I've had several bad car decisions but only one can be the worst: As a joke on my wife at eBay I placed the first bid equal to the opening amount on an 18 month old Trans Am WS6 with 9500 miles located 1,500 miles from home. The joke was on me as nobody else bid and I won the auction. Flew over and drove the car back. Then after 2 years of sky-high insurance premiums, high octane gasoline purchases, and complaints from the family I traded it in.
 
I also had experience with S10 Blazers (91,94,97). The 4.3's were like anvils...they would not break. But everything else did (suspension, driveline, heater cores, etc, etc). They rusted out in MI winters like late 1950 Chrysler products did. Nothing drove me into the Ford camp like this trio did.
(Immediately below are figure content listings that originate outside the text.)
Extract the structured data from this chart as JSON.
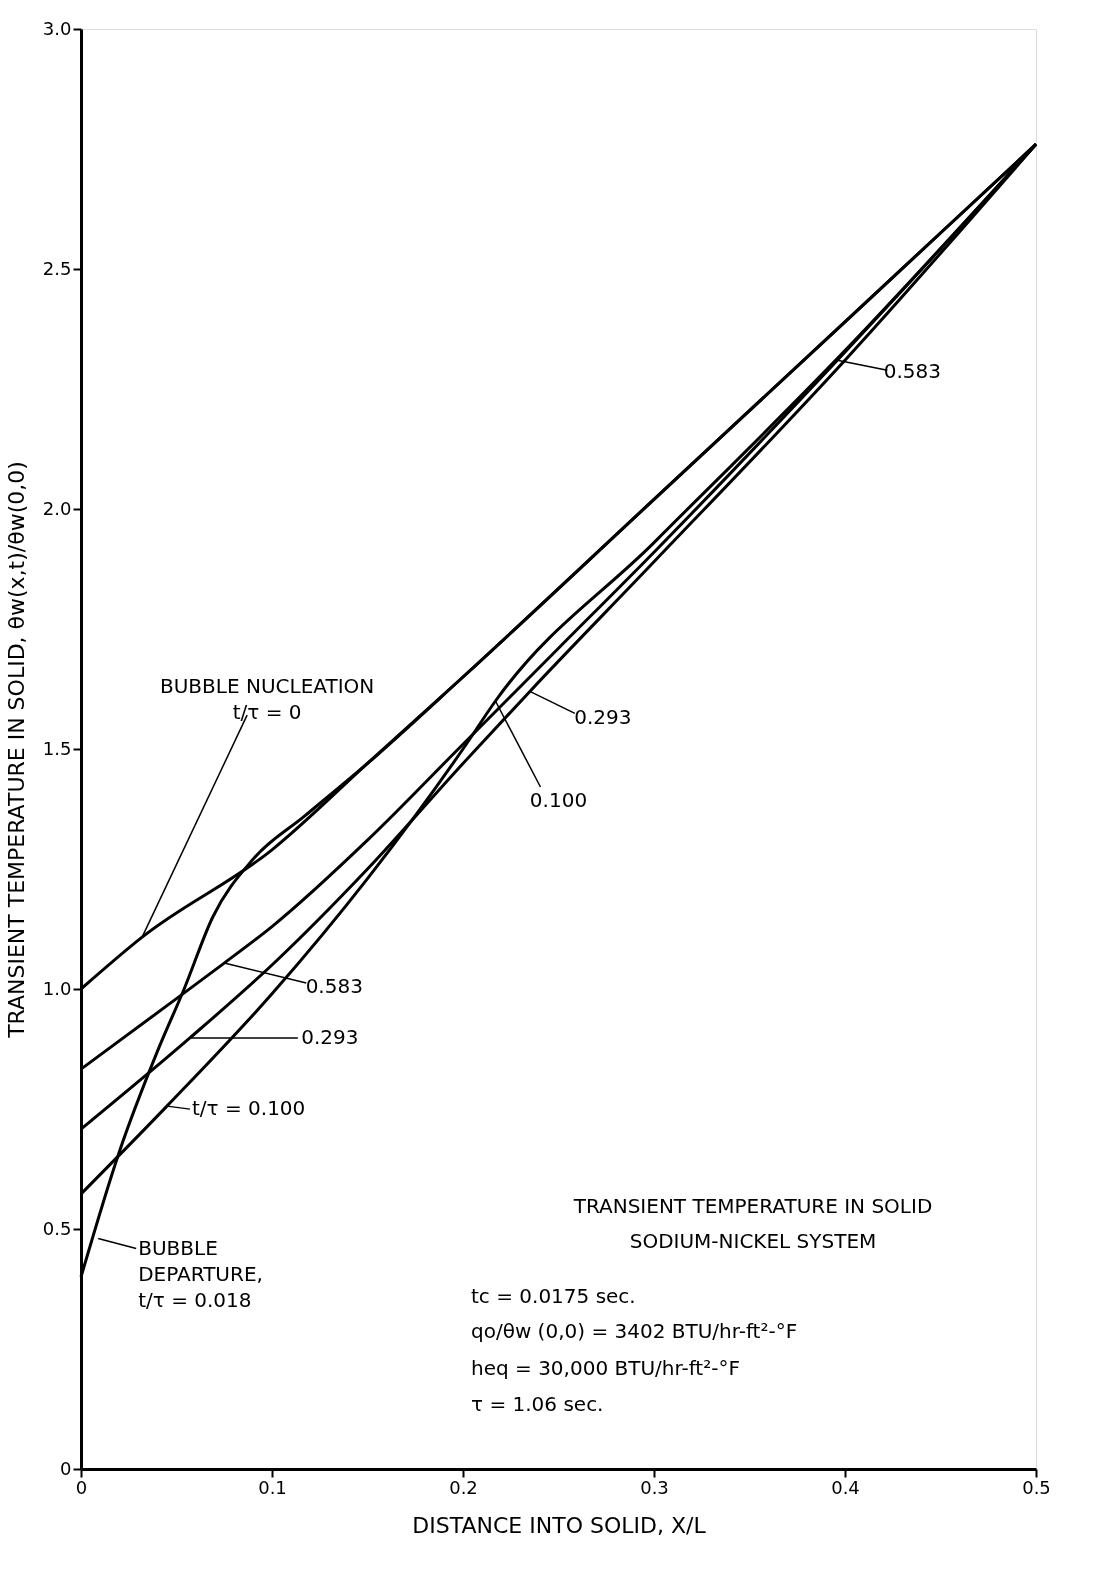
{
  "chart_data": {
    "type": "line",
    "xlabel": "DISTANCE INTO SOLID, X/L",
    "ylabel": "TRANSIENT TEMPERATURE IN SOLID, θw(x,t)/θw(0,0)",
    "xlim": [
      0,
      0.5
    ],
    "xticks": [
      0,
      0.1,
      0.2,
      0.3,
      0.4,
      0.5
    ],
    "ylim": [
      0,
      3.0
    ],
    "yticks": [
      0,
      0.5,
      {
        "value": 1,
        "label": "1.0"
      },
      1.5,
      {
        "value": 2,
        "label": "2.0"
      },
      2.5,
      {
        "value": 3,
        "label": "3.0"
      }
    ],
    "grid": false,
    "line_style": "solid",
    "marker": "none",
    "series": [
      {
        "color": "#000000",
        "x": [
          0,
          0.032,
          0.1,
          0.15,
          0.2,
          0.3,
          0.4,
          0.5
        ],
        "values": [
          1.0,
          1.108,
          1.29,
          1.47,
          1.65,
          2.02,
          2.39,
          2.76
        ]
      },
      {
        "color": "#000000",
        "x": [
          0,
          0.05,
          0.075,
          0.1,
          0.15,
          0.2,
          0.25,
          0.3,
          0.396,
          0.5
        ],
        "values": [
          0.833,
          0.98,
          1.054,
          1.13,
          1.31,
          1.51,
          1.71,
          1.91,
          2.31,
          2.76
        ]
      },
      {
        "color": "#000000",
        "x": [
          0,
          0.057,
          0.1,
          0.15,
          0.2,
          0.235,
          0.3,
          0.4,
          0.5
        ],
        "values": [
          0.708,
          0.898,
          1.05,
          1.25,
          1.47,
          1.62,
          1.89,
          2.31,
          2.76
        ]
      },
      {
        "color": "#000000",
        "x": [
          0,
          0.045,
          0.1,
          0.15,
          0.2,
          0.217,
          0.3,
          0.4,
          0.5
        ],
        "values": [
          0.573,
          0.756,
          0.99,
          1.23,
          1.5,
          1.6,
          1.93,
          2.33,
          2.76
        ]
      },
      {
        "color": "#000000",
        "x": [
          0,
          0.02,
          0.04,
          0.054,
          0.069,
          0.09,
          0.117,
          0.15,
          0.2,
          0.3,
          0.4,
          0.5
        ],
        "values": [
          0.4,
          0.66,
          0.87,
          1.0,
          1.15,
          1.27,
          1.36,
          1.47,
          1.65,
          2.02,
          2.39,
          2.76
        ]
      }
    ],
    "annotations": [
      {
        "text": "BUBBLE NUCLEATION\nt/τ = 0",
        "x": 0.032,
        "y": 1.108
      },
      {
        "text": "0.583",
        "x": 0.075,
        "y": 1.054
      },
      {
        "text": "0.293",
        "x": 0.057,
        "y": 0.898
      },
      {
        "text": "t/τ = 0.100",
        "x": 0.045,
        "y": 0.756
      },
      {
        "text": "BUBBLE\nDEPARTURE,\nt/τ = 0.018",
        "x": 0.009,
        "y": 0.48
      },
      {
        "text": "0.100",
        "x": 0.217,
        "y": 1.6
      },
      {
        "text": "0.293",
        "x": 0.235,
        "y": 1.62
      },
      {
        "text": "0.583",
        "x": 0.396,
        "y": 2.31
      },
      "TRANSIENT TEMPERATURE IN SOLID",
      "SODIUM-NICKEL SYSTEM",
      "tc = 0.0175 sec.",
      "qo/θw (0,0) = 3402 BTU/hr-ft²-°F",
      "heq = 30,000 BTU/hr-ft²-°F",
      "τ = 1.06 sec."
    ]
  }
}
They were so bad they made my 2001 Explorer almost seem like it was reliable (was not but not as bad as the S10s).
 
Well Spyder, I think you learned so many hard lessons with that car that you've come out way ahead on the deal! It would take some of us 3 or 4 bad purchases to get that much experience.
 
1994. Got my license, was desparate to get my own car, and prove I could do it w/o anyone's help.
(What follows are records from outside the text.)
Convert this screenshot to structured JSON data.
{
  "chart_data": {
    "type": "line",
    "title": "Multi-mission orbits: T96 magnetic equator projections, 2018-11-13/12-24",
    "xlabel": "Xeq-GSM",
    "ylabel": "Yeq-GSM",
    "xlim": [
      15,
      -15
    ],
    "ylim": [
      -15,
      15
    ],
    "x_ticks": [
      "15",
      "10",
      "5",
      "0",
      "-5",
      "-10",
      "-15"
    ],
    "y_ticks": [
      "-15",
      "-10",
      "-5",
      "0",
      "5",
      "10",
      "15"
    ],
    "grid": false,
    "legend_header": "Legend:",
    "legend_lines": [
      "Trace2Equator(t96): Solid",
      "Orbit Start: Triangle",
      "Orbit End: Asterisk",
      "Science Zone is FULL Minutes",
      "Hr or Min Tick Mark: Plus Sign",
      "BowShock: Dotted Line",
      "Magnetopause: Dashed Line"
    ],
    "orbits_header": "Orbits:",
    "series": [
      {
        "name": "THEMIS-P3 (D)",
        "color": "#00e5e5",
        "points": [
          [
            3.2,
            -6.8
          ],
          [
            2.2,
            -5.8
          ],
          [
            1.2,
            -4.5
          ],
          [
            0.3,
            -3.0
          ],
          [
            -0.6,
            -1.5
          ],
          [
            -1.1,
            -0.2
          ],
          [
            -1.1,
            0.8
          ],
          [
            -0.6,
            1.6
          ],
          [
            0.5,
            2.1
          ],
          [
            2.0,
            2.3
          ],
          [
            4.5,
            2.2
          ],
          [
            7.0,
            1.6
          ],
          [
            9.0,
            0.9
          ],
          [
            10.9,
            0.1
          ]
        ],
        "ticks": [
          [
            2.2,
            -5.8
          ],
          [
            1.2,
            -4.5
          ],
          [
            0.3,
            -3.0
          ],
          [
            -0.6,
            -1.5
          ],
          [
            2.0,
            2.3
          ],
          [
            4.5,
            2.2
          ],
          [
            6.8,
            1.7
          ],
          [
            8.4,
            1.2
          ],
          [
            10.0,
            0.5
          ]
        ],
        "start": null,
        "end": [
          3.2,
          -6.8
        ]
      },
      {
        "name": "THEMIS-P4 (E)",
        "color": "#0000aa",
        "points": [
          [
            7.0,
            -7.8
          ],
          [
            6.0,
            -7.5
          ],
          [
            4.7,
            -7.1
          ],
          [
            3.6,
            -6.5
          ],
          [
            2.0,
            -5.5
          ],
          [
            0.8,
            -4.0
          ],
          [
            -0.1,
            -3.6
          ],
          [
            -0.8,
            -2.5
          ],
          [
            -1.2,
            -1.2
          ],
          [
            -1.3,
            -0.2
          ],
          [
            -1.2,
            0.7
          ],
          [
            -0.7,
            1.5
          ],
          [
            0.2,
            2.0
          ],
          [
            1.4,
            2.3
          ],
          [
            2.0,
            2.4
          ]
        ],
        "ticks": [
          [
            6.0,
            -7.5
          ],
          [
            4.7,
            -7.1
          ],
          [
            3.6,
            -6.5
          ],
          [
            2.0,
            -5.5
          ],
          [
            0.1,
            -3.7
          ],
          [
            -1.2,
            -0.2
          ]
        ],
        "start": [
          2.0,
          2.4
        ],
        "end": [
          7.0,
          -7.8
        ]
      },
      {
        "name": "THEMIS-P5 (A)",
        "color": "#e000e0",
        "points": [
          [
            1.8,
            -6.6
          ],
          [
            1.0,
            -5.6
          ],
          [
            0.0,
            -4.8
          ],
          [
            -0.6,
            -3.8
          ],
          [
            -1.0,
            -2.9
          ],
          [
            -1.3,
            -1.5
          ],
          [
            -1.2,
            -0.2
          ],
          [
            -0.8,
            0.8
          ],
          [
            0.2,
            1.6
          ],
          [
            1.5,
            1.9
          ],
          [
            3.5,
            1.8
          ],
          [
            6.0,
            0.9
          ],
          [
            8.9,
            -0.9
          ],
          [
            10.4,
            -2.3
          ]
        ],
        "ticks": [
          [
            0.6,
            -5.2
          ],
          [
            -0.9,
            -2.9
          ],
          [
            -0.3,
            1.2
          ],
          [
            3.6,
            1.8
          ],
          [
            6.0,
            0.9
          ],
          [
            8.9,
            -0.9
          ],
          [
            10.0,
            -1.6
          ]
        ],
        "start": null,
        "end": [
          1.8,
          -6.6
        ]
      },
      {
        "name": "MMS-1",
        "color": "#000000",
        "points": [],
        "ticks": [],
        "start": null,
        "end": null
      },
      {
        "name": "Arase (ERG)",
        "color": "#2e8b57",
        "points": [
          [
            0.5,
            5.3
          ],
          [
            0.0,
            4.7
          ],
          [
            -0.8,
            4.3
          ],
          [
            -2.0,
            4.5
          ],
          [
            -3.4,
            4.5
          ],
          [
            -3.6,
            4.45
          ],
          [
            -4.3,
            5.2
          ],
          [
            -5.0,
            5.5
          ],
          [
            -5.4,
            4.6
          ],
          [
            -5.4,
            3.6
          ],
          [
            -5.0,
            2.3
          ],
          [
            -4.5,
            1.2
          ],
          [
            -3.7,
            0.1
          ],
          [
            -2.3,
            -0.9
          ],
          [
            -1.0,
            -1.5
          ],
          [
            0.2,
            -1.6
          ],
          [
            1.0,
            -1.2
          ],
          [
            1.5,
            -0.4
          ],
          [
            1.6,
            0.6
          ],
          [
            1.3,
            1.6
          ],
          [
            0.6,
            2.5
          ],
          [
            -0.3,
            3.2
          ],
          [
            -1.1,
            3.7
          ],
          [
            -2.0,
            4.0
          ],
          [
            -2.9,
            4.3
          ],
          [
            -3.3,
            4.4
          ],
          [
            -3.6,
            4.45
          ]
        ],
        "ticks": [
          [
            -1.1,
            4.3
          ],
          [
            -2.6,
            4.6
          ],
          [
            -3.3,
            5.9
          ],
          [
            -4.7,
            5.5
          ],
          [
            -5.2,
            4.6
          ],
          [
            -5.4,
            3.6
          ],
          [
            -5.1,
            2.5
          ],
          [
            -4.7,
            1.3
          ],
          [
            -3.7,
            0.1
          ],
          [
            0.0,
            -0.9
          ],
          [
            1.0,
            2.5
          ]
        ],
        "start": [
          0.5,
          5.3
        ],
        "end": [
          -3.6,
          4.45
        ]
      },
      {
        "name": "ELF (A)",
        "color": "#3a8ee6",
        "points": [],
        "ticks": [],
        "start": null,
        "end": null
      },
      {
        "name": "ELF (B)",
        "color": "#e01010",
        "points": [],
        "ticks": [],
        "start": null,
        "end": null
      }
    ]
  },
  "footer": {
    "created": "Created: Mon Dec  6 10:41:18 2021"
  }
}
Without going into detail, I've always liked 'boxy', formal looking cars, and had a thing for mid-1980's GM J-bodies, so I wanted a Buick Skyhawk, bad.

I'd heard stories about people buying older cars cheap, and keeping them going with minimal upkeep, so that's what I was going to do. Found a 1985 Buick Skyhawk 4-door with 65k miles on near home for $1200 as is.
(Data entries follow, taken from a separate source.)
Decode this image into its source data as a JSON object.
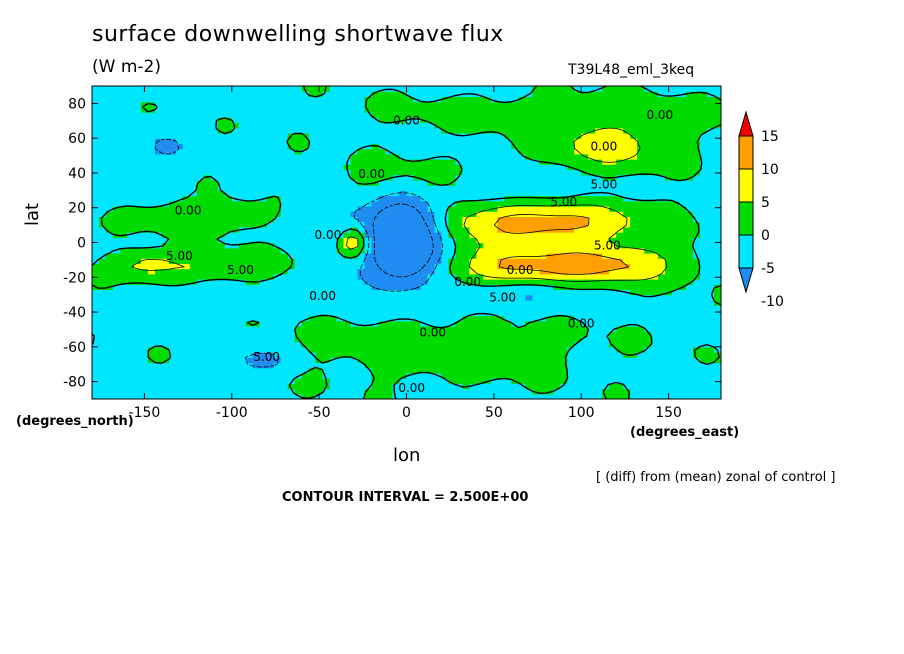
{
  "chart_data": {
    "type": "heatmap",
    "title": "surface downwelling shortwave flux",
    "subtitle": "(W m-2)",
    "run_label": "T39L48_eml_3keq",
    "xlabel": "lon",
    "ylabel": "lat",
    "x_units": "(degrees_east)",
    "y_units": "(degrees_north)",
    "xlim": [
      -180,
      180
    ],
    "ylim": [
      -90,
      90
    ],
    "x_ticks": [
      -150,
      -100,
      -50,
      0,
      50,
      100,
      150
    ],
    "y_ticks": [
      -80,
      -60,
      -40,
      -20,
      0,
      20,
      40,
      60,
      80
    ],
    "colorbar": {
      "levels": [
        -10,
        -5,
        0,
        5,
        10,
        15
      ],
      "colors": [
        "#1e8cf0",
        "#00e6ff",
        "#00dc00",
        "#ffff00",
        "#ffa000",
        "#f00000"
      ]
    },
    "contour_labels": [
      {
        "lon": 0,
        "lat": 70,
        "text": "0.00"
      },
      {
        "lon": 145,
        "lat": 73,
        "text": "0.00"
      },
      {
        "lon": 113,
        "lat": 55,
        "text": "0.00"
      },
      {
        "lon": -20,
        "lat": 39,
        "text": "0.00"
      },
      {
        "lon": 90,
        "lat": 23,
        "text": "5.00"
      },
      {
        "lon": 113,
        "lat": 33,
        "text": "5.00"
      },
      {
        "lon": -125,
        "lat": 18,
        "text": "0.00"
      },
      {
        "lon": -45,
        "lat": 4,
        "text": "0.00"
      },
      {
        "lon": 115,
        "lat": -2,
        "text": "5.00"
      },
      {
        "lon": -130,
        "lat": -8,
        "text": "5.00"
      },
      {
        "lon": -95,
        "lat": -16,
        "text": "5.00"
      },
      {
        "lon": 65,
        "lat": -16,
        "text": "0.00"
      },
      {
        "lon": 35,
        "lat": -23,
        "text": "0.00"
      },
      {
        "lon": -48,
        "lat": -31,
        "text": "0.00"
      },
      {
        "lon": 55,
        "lat": -32,
        "text": "5.00"
      },
      {
        "lon": 100,
        "lat": -47,
        "text": "0.00"
      },
      {
        "lon": 15,
        "lat": -52,
        "text": "0.00"
      },
      {
        "lon": -80,
        "lat": -66,
        "text": "5.00"
      },
      {
        "lon": 3,
        "lat": -84,
        "text": "0.00"
      }
    ],
    "contour_interval_label": "CONTOUR INTERVAL = 2.500E+00",
    "note": "[ (diff) from (mean) zonal of control ]"
  }
}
It was owned by the guys mom, so it was 'babied by grandma', and was in good shape. Went for a test drive...and the steering was stiff - 'oh, it's just a bit stiff when cold, it loosens up when it warms up'....bought that line, and the car.

Everything that could wear out on that car, did. Started with the steering rack 1 week after purchase..and continued - heater core, rad, brakes, wheel bearings...I DID NOT want to admit I had made a bad decision with the car, so I quietly took it to Canadian Tire for all the repairs - $4k in less than two years.

When I finally ditched the cars 2 years later, the muffler was gone again, the seats were shot, brakes were bad, needed tires...whell bearings....I got $300 for a trade in at a small lot where I replaced it with a 1986 Honda Civic. Was the last domestic I owned for over 10 years.

There were SO many better cars I saw that I could have gotten if I was willing to spend a bit more money...it still bugs me a bit.

Ironically, after 3 imports, the domestic I went back to was another J-body, my 2002 Cavalier. But it was a MUCH better car.
 
NOT MY PURCHASE, BUT WHEN MY MOTHER'S '78 IMPALA WAGON HAD ITS TRANSMISSION GO, MY UNCLE BOUGHT HER A BRAND NEW '88 YUGO GV. WHAT A TURD. IT DIED AT 56K AND GOT DONATED TO A VOCATIONAL SCHOOL.